In 2001, the pay of a GS-10, step 1, in the Washington, D.C. area was 13 percent behind the private sector. Today that gap has increased to 14 percent. A federal worker in Portland is now making 15 percent less—again up one percentile. And in Houston, the pay gap has widened from 18 percent in 2001 to 20 percent today.
“The hits to federal pay just keep on coming,” National President Bobby L. Harnage noted. “Instead of fully implementing FEPCA, President Bush has proposed an increase in 2003 which not only fails to follow the long-established tradition of pay parity between military and civilian workers, but also falls one-half of a percentage point below the Employment Cost Index formula used in recent years to adjust federal pay, as required by law.”
“Federal employees are working side-by-side with the armed forces to fight the war on terrorism,” Harnage added. “Yet, Bush ignored federal employees in his State of the Union address and now insults them in his budget proposals.
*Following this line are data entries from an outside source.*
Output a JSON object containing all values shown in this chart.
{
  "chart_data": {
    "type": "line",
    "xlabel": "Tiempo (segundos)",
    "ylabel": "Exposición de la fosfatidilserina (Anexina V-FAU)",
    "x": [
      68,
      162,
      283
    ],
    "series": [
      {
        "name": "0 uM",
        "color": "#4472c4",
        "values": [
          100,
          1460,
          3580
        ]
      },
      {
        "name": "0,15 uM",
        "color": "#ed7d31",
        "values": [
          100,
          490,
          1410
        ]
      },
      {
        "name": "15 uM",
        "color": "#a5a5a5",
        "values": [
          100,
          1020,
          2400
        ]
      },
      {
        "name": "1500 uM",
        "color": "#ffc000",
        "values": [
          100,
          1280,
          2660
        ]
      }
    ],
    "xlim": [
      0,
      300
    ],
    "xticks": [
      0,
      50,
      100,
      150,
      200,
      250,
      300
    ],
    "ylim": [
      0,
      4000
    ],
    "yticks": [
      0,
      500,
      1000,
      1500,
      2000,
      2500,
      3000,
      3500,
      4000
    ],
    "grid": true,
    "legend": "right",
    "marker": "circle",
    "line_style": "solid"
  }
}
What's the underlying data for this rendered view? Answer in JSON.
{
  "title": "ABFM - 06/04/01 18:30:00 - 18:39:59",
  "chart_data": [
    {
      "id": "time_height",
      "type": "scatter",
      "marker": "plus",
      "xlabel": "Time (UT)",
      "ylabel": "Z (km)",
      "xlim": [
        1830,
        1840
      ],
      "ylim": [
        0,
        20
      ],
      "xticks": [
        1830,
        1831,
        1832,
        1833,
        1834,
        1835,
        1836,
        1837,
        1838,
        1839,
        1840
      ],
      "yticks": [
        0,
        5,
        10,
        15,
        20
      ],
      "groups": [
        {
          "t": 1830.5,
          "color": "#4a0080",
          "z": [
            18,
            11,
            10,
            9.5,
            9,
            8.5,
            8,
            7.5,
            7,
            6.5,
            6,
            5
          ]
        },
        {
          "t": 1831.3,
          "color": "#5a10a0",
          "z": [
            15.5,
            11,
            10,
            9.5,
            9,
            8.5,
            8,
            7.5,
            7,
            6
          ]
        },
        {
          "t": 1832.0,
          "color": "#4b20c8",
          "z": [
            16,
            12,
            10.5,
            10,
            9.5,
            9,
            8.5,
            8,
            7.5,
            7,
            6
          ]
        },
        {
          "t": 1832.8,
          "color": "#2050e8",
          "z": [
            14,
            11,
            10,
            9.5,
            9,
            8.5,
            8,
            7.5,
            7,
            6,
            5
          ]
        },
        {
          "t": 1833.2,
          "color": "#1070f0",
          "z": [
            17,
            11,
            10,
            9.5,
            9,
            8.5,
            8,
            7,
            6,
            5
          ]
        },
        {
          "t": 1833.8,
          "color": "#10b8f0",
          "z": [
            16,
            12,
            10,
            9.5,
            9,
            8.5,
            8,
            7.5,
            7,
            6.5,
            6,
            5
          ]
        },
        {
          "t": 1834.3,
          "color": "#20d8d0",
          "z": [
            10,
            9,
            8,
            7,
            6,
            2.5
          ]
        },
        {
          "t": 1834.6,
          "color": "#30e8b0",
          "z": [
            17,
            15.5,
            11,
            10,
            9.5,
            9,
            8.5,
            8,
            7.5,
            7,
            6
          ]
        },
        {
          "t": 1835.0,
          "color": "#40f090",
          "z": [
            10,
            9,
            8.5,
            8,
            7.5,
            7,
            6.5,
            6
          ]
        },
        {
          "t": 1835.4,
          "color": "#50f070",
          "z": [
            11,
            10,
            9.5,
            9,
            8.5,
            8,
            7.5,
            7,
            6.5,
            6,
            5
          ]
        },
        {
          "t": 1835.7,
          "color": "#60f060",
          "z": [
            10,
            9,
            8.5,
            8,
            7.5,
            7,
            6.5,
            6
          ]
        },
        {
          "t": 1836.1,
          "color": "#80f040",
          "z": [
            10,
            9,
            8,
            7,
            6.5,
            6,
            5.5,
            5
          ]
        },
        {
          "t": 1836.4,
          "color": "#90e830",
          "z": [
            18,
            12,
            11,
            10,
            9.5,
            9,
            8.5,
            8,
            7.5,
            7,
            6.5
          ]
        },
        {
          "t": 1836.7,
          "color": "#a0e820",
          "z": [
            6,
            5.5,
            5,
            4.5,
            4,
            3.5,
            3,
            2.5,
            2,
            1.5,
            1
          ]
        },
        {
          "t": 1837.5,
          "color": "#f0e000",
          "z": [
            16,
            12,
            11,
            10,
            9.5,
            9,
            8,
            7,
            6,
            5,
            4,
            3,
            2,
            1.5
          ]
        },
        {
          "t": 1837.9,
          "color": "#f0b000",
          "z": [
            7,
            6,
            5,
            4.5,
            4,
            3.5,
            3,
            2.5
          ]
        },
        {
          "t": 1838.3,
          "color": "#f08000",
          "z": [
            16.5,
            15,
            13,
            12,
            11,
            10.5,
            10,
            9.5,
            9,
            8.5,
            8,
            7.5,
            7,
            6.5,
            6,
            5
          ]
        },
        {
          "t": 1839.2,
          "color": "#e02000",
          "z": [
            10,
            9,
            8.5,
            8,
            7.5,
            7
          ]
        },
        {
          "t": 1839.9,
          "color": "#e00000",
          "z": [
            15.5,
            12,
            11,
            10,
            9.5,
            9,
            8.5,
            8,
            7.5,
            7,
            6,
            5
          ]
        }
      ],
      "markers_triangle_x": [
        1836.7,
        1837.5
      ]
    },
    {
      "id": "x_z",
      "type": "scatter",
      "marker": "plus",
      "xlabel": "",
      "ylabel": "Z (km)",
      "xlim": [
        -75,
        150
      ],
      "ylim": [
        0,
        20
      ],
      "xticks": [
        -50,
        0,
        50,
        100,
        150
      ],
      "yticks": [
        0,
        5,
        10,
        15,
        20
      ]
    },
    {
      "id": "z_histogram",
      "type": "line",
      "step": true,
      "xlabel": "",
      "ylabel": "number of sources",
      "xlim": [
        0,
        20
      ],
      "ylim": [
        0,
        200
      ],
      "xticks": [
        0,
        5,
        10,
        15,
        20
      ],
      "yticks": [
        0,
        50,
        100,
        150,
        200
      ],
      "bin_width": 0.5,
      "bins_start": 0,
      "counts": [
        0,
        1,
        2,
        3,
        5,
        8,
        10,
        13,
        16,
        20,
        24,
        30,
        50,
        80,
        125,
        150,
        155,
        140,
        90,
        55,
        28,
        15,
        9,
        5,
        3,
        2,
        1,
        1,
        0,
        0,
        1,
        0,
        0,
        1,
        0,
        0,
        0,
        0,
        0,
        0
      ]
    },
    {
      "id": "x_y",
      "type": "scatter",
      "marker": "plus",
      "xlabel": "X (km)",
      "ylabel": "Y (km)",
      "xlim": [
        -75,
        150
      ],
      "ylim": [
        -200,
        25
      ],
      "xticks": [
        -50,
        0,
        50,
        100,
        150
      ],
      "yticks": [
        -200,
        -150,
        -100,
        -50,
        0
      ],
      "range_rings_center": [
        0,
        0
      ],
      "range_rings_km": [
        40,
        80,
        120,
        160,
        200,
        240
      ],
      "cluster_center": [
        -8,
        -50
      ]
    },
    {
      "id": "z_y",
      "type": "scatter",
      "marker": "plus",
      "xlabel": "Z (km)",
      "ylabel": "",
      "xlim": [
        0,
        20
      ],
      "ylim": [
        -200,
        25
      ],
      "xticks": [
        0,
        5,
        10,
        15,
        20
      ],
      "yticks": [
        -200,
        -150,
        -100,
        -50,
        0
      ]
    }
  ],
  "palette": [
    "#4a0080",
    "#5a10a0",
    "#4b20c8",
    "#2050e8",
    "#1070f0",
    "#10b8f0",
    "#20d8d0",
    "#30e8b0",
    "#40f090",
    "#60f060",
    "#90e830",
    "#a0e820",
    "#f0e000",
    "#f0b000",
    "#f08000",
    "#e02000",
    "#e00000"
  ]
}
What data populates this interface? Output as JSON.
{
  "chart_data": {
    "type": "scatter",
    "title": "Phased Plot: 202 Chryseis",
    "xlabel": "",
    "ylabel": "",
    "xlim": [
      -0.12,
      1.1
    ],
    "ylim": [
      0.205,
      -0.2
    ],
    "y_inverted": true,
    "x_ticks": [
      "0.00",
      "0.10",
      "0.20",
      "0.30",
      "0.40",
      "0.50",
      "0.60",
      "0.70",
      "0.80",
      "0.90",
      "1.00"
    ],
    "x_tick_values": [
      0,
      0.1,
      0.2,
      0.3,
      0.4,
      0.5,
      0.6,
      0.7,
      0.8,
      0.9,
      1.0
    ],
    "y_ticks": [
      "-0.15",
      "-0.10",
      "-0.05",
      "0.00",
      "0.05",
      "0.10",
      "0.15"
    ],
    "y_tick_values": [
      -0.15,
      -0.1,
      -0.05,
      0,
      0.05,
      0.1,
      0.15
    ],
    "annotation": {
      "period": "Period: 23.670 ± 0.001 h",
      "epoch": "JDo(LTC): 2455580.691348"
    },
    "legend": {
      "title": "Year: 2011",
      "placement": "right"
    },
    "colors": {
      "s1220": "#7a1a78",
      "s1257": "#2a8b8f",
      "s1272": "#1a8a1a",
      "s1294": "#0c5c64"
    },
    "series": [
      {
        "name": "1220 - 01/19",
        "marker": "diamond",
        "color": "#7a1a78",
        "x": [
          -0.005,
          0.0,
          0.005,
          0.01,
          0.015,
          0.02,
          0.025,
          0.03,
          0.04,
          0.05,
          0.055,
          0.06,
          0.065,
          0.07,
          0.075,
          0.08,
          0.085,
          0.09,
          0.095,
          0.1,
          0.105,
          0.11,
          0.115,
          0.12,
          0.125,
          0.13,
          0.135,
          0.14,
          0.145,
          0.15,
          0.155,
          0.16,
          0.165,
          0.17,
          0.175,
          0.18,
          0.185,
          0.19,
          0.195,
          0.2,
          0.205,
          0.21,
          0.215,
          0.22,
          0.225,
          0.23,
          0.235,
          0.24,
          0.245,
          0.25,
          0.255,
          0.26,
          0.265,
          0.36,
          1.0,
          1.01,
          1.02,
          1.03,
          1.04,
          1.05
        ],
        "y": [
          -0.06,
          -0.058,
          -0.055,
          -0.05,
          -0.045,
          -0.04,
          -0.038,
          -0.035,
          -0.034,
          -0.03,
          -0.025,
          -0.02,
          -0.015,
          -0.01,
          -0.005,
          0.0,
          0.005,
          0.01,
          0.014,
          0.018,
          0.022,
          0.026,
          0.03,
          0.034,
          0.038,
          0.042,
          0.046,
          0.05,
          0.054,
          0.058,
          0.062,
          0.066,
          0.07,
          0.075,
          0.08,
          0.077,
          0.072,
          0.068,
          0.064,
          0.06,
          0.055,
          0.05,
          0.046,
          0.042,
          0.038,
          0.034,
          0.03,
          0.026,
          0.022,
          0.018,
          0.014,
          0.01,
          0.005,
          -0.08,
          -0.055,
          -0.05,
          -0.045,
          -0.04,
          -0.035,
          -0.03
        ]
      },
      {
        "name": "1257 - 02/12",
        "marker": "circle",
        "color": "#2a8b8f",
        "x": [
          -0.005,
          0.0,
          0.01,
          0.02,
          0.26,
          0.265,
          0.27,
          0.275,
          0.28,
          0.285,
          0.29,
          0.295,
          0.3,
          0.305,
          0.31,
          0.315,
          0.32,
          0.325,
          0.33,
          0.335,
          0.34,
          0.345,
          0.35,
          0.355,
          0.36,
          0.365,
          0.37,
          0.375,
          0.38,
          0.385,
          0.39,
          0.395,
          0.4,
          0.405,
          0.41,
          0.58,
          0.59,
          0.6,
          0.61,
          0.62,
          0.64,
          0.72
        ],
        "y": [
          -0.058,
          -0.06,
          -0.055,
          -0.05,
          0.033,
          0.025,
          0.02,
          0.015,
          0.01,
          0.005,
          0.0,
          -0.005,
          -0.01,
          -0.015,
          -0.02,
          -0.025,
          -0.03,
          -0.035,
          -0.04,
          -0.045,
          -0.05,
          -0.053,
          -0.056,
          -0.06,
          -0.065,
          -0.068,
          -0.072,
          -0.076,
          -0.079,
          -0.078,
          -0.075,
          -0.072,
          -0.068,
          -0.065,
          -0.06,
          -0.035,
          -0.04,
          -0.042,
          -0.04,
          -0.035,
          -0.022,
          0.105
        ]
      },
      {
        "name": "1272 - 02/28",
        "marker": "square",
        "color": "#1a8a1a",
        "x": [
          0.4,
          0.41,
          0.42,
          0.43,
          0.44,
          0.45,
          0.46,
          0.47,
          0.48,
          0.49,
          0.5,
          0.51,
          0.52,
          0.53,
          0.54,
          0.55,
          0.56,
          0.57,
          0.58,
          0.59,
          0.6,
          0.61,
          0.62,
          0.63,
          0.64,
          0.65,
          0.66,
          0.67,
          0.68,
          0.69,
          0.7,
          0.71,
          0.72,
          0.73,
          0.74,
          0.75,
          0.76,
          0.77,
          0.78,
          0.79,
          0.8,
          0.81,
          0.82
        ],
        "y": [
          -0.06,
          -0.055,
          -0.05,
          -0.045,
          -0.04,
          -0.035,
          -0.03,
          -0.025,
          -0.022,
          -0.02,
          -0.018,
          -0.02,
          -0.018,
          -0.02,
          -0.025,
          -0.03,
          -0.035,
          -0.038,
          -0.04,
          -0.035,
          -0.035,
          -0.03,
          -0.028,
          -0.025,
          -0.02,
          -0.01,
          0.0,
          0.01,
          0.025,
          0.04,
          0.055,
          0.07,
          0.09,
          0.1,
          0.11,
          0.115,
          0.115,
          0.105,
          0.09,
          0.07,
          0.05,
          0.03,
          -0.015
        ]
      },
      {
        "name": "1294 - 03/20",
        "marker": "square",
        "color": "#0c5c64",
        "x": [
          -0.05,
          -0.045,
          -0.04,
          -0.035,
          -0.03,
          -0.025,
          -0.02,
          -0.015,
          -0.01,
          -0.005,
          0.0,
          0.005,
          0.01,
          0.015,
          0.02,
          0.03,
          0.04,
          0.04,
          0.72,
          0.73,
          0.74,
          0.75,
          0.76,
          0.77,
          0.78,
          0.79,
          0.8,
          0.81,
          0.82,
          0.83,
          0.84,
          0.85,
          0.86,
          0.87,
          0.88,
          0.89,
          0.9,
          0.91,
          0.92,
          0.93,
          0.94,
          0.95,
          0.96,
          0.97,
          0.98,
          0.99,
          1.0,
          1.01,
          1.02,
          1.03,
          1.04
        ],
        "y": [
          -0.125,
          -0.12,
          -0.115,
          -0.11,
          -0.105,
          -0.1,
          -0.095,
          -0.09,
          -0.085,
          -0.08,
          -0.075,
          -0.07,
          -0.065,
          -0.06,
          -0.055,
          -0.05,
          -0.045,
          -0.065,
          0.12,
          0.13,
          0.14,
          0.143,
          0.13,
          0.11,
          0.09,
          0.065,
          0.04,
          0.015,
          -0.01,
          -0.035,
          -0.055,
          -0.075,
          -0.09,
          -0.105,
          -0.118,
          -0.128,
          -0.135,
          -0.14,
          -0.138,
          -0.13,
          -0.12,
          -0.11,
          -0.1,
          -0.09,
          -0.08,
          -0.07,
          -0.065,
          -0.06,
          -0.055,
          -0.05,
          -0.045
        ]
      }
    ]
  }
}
Is it any wonder that federal recruitment and retention have hit a brick wall, with some 50 percent of the federal work force eligible to retire in the next several years?”
“It’s unfortunate that AFGE will once again have to fight the pay parity battle on Capitol Hill, when we should be working with Congress to improve the federal government’s ability to protect the American public,” Harnage concluded.
Federal blue-collar workers will also suffer further pay disparities should Congress continues its practice of capping the pay of federal Wage Grade employees, effectively undermining the ability of the prevailing rate system to operate as intended.